Marking the career award, which will be handed to Tsai Ming-liang on the evening of 6 August in Piazza Grande, the Festival will screen one of his recent films:
Rizi (Days), Tsai Ming-liang – Taiwan, France, 2020 – presented on Sunday 6 August at the Cinema GranRex.
On 3 August, Tsai Ming-liang will also meet the Festival public in a conversation on explorations of social milieux in cinema and on the future of audiovisual media, to be held in the Forum @Spazio Cinema. This event will be moderated by Kevin B. Lee, Locarno Film Festival Professor for the Future of Cinema and the Audiovisual Arts at USI Università della Svizzera italiana, supported by Swisscom.
Completing the Festival’s overview of Tsai’s remarkable output, there will be an exceptional exhibition of his work at the Il Rivellino gallery in Locarno, with the artist himself in attendance for the opening on 5 August. The exhibition will remain open to the public throughout the Festival, featuring experimental works such as Transformation (2012); Ni de lian (Your Face, 2018) and the The Tree (2021).The Pardo alla carriera is supported by Ascona-Locarno Tourism, destination partner of the Locarno Film Festival. Previous winners of the Pardo alla carriera have included Francesco Rosi, Claude Goretta, Bruno Ganz, Claudia Cardinale, Johnnie To, Harry Belafonte, Peter-Christian Fueter, Sergio Castellitto, Víctor Erice, Marlen Khutsiev, Bulle Ogier, Mario Adorf, Jane Birkin, Fredi M. Murer, Dante Spinotti and, in 2022, Costa-Gavras.
Born in Malaysia in 1957, Tsai Ming-Liang premiered his debut feature, Qing shao nian nuo zha (Rebels of the Neon God, 1992), at the Berlinale in 1992. His sophomore film, Ai qing wan sui (Vive l’ amour, 1994), won the Golden Lion award at the Venice Film Festival while He liu (The River, 1996) won the Jury Award at Berlin, thus solidifying his status as a major filmmaker. All of his feature films so far have been selected by the top film festivals of the world while five of them have won the FIPRESCI Award.
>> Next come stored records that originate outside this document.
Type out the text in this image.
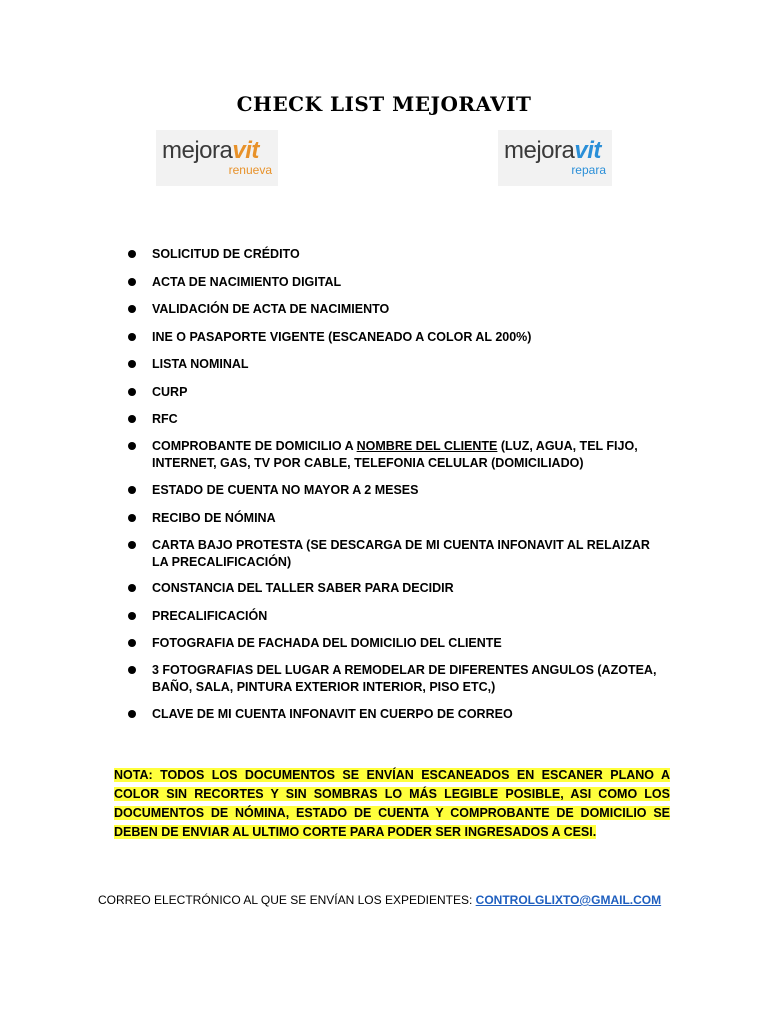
CHECK LIST MEJORAVIT
mejoravit
renueva
mejoravit
repara
SOLICITUD DE CRÉDITO
ACTA DE NACIMIENTO DIGITAL
VALIDACIÓN DE ACTA DE NACIMIENTO
INE O PASAPORTE VIGENTE (ESCANEADO A COLOR AL 200%)
LISTA NOMINAL
CURP
RFC
COMPROBANTE DE DOMICILIO A NOMBRE DEL CLIENTE (LUZ, AGUA, TEL FIJO, INTERNET, GAS, TV POR CABLE, TELEFONIA CELULAR (DOMICILIADO)
ESTADO DE CUENTA NO MAYOR A 2 MESES
RECIBO DE NÓMINA
CARTA BAJO PROTESTA (SE DESCARGA DE MI CUENTA INFONAVIT AL RELAIZAR LA PRECALIFICACIÓN)
CONSTANCIA DEL TALLER SABER PARA DECIDIR
PRECALIFICACIÓN
FOTOGRAFIA DE FACHADA DEL DOMICILIO DEL CLIENTE
3 FOTOGRAFIAS DEL LUGAR A REMODELAR DE DIFERENTES ANGULOS (AZOTEA, BAÑO, SALA, PINTURA EXTERIOR INTERIOR, PISO ETC,)
CLAVE DE MI CUENTA INFONAVIT EN CUERPO DE CORREO

NOTA: TODOS LOS DOCUMENTOS SE ENVÍAN ESCANEADOS EN ESCANER PLANO A COLOR SIN RECORTES Y SIN SOMBRAS LO MÁS LEGIBLE POSIBLE, ASI COMO LOS DOCUMENTOS DE NÓMINA, ESTADO DE CUENTA Y COMPROBANTE DE DOMICILIO SE DEBEN DE ENVIAR AL ULTIMO CORTE PARA PODER SER INGRESADOS A CESI.

CORREO ELECTRÓNICO AL QUE SE ENVÍAN LOS EXPEDIENTES: CONTROLGLIXTO@GMAIL.COM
In 2009, Visage (Face) became the first film to be included in the collection of the Louvre Museum’s “Le Louvre s'offre aux cineastes”.
In recent years, Tsai has also received attention in the art world, having been invited to participate in various art exhibitions and festivals, and for putting forth such aesthetic ideas as the “Hand-sculpted Cinema” and “The removal of industrial processes from art making”. In 2012, he began his “Slow Walk” series and has since completed nine films, screened at art festivals and galleries around the world. Back in Taiwan, he actively promoted the concept of “Art Museum as Cinema” and “The Author’s Intended Way of Viewing”, introducing new film-watching modes as a way to balance the overly commercialized film market.